For the past few years I have spent a lot of time reading about small churches, interviewing small-church leaders and developing strategies for helping small churches make an impact. I believe that church is not about numbers. It is not about programs. It is not about budgets. It is all about impact. Whatever the size of the church, the challenge is to make an impact on the people who attend and through them on the community that surrounds the church.

It is possible to experience numerical growth and never make this kind of impact. Impact comes when people are transformed by the Holy Spirit when he does his work in their lives. When that happens, those people who have been transformed will take their faith outside the walls of the church to the people in the community.

I am excited about putting what I have learned into practice. I am looking forward to the journey that I will be making with the folks at New Dundee Baptist Church as we explore together how all of this works.

 

To my fellow pastors

You truly are an amazing group of people.
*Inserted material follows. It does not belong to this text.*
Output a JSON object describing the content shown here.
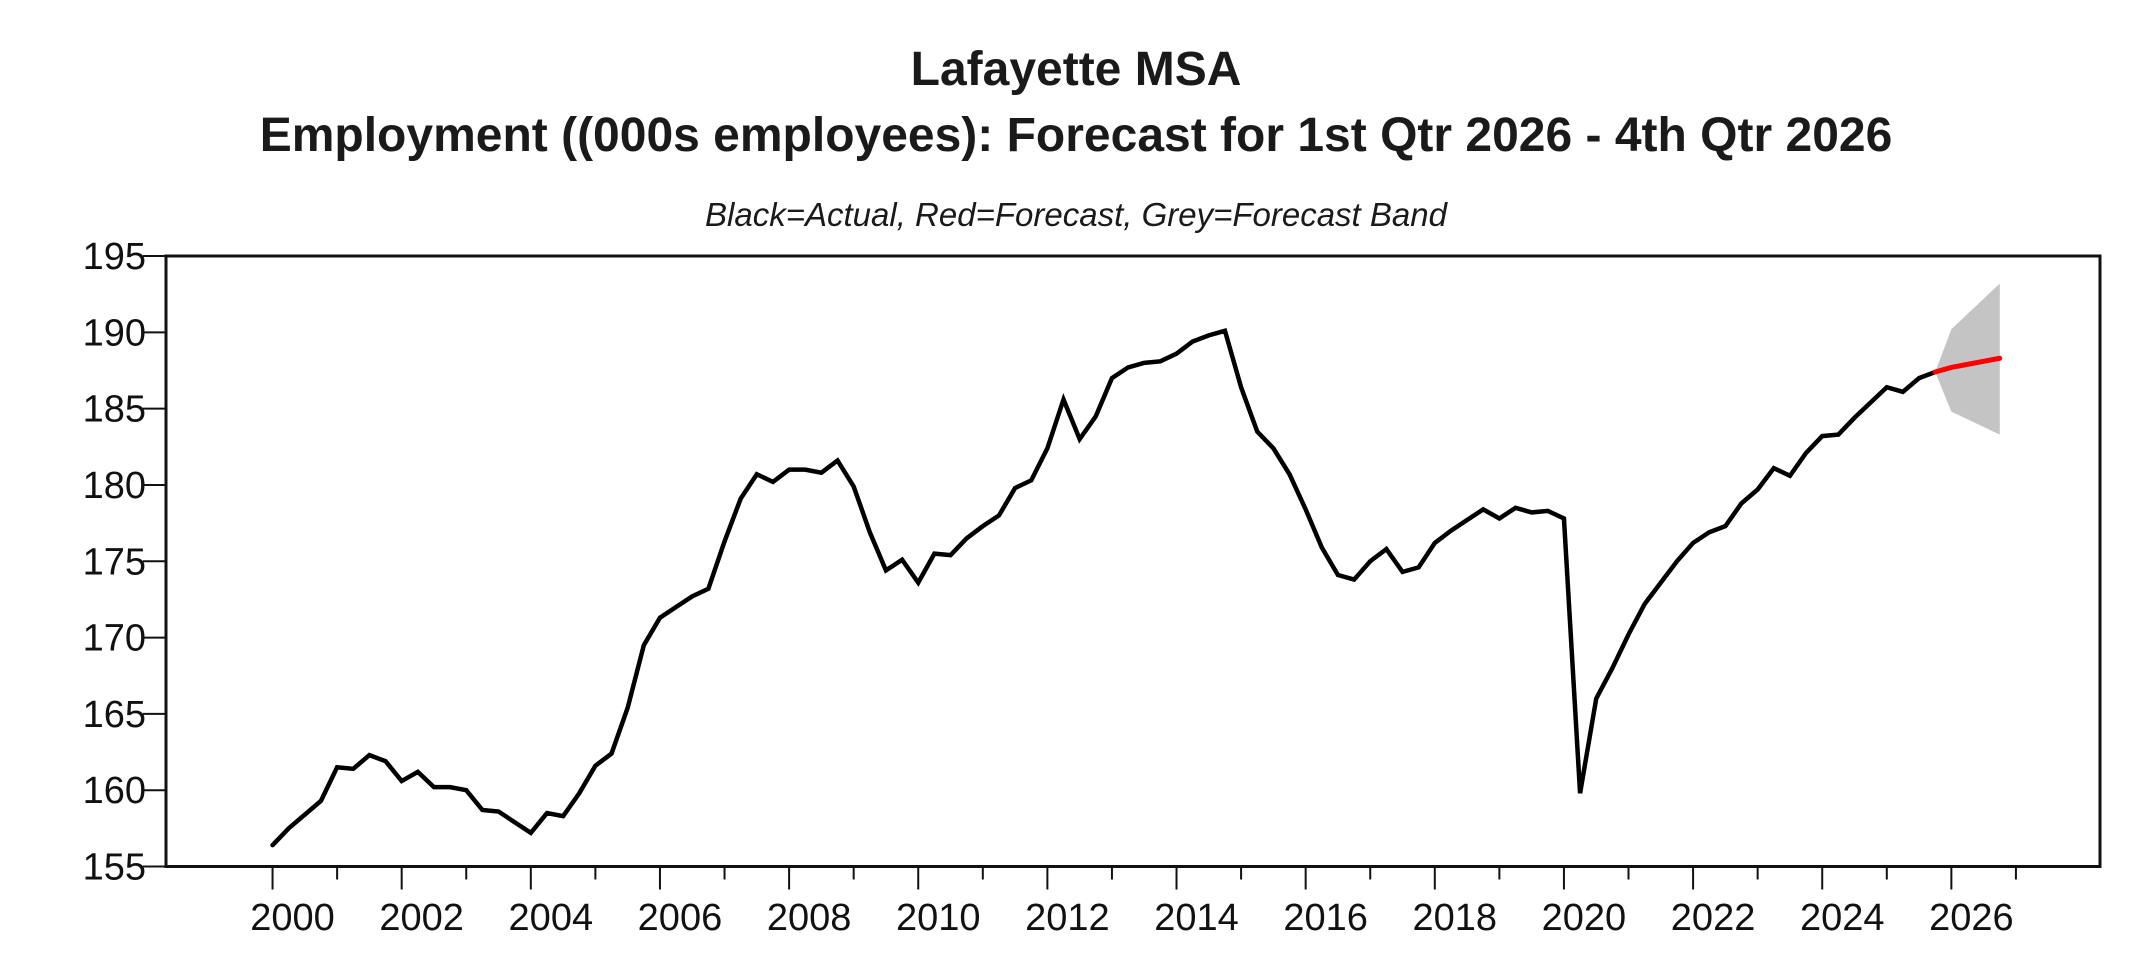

You work there in the trenches day after day serving the people whom God has entrusted to your care. You strive to bring God’s message to your people week after week so that the Holy Spirit can take it and impact lives. You serve people often at great personal sacrifice so that those people can feel God’s love in their lives.

I am honoured once again to be numbered among you. May God bless each of you as you serve him this week.

2 thoughts on “God’s Surprise

  1. Jackie Logan

    I can understand your enthusiasm Ron for the hands on ministry God has given you to ENJOY again!
    I believe this is obvious and is where your greatest strengths lie.
    Blessings on you and Gloria as you delight in this new phase of life.